Asked about the feasibility of the Bison Bridge, the Iowa Department of Transportation deferred comment to Illinois. Wappel, the IDOT spokesman, did not specifically comment on the plan’s prospects only to say ideas from all stakeholders would be considered in the design process.

If IDOT determines the most feasible option is simply to build a new bridge where the current one stands, then Marchek said it’s “game over.”

Representatives for Gov. J.B. Pritzker and Iowa Gov. Kim Reynolds did not respond to requests for comment. A spokesman for newly-elected Iowa U.S. Rep. Marianette Miller-Meeks, whose district includes the bridge, said the Republican has had initial discussions about the Bison Bridge and looks forward to having more.

Hughes said state lawmakers and mayors on both sides of the river have been supportive. He also noted the project would save taxpayers the expense of tearing down the bridge, which IDOT estimates would cost between $3 million and $6 million.

Pregracke and his team have been hesitant to put an initial price tag on the Bison Bridge plan, which calls for a visitors center built into the bridge.

Through his Living Lands and Waters nonprofit, Pregracke operates a nearly $2 million annual budget with yearly contributions from a number of major companies, including ADM, Arconic, Anheuser-Busch, Cargill, Caterpillar, Honda and John Deere among others. He predicted raising funds would not be an issue, and that much of the money would come from outside of the Quad Cities for such an “iconic Midwest” project along one of the nation’s most-traveled highways.

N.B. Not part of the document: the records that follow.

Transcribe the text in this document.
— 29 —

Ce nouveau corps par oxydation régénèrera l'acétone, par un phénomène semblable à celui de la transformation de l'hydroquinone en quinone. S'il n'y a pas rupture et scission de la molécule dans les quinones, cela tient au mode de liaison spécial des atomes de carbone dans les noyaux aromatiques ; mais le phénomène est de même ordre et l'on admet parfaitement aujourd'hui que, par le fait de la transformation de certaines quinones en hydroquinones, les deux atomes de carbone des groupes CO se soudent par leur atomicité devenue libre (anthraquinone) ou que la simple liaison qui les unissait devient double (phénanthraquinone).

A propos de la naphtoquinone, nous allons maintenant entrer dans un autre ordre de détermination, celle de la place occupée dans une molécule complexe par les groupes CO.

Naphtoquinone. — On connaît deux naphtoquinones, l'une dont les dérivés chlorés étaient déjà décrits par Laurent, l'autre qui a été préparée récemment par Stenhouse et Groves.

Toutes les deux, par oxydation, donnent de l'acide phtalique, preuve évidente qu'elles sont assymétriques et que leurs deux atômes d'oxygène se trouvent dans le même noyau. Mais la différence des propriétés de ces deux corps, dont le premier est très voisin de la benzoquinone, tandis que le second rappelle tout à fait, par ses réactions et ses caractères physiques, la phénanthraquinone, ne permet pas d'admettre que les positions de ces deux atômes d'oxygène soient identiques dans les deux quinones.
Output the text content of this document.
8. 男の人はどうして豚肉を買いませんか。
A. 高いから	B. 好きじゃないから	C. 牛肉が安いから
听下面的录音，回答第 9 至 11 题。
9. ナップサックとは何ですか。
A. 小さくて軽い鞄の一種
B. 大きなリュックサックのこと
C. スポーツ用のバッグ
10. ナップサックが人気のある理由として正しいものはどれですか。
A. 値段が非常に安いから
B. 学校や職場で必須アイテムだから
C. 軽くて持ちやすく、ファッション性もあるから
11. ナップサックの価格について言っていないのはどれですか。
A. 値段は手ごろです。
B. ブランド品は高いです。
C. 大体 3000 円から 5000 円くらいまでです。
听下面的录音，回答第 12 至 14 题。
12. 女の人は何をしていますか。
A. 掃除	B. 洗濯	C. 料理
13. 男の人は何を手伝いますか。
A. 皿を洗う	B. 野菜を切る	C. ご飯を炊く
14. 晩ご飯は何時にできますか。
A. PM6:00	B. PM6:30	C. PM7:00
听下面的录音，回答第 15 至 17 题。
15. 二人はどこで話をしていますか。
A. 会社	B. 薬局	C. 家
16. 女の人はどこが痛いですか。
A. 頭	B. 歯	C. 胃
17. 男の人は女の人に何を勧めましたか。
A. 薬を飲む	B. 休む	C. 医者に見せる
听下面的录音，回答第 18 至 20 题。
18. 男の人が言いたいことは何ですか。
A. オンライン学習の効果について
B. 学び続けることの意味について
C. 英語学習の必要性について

For her part, Bustos said she’s already discussed the Bison Bridge with a White House liaison, new Interior Secretary Deb Haaland, the first Native American cabinet member in U.S. history, and Transportation Secretary Pete Buttigieg.

The former South Bend mayor and presidential candidate was asked about the project by a Quad-Cities television anchor during a round of local interviews to tout Biden’s infrastructure package. A puzzled Buttigieg seemed to think the project was designed to solve a problem with vehicles hitting bison in the Quad Cities.

“Animal strikes are a safety issue, and I’d be interested to learn more about the concept,” Buttigieg said.

After hearing about the interview, an amused Bustos had her own text conversation with Buttigieg, sending him information about the project.

“He said, ‘Such an interesting idea. Look forward to following it.’ I’ll translate that as a thumbs-up,” Bustos said. “So, he is aware of it now.”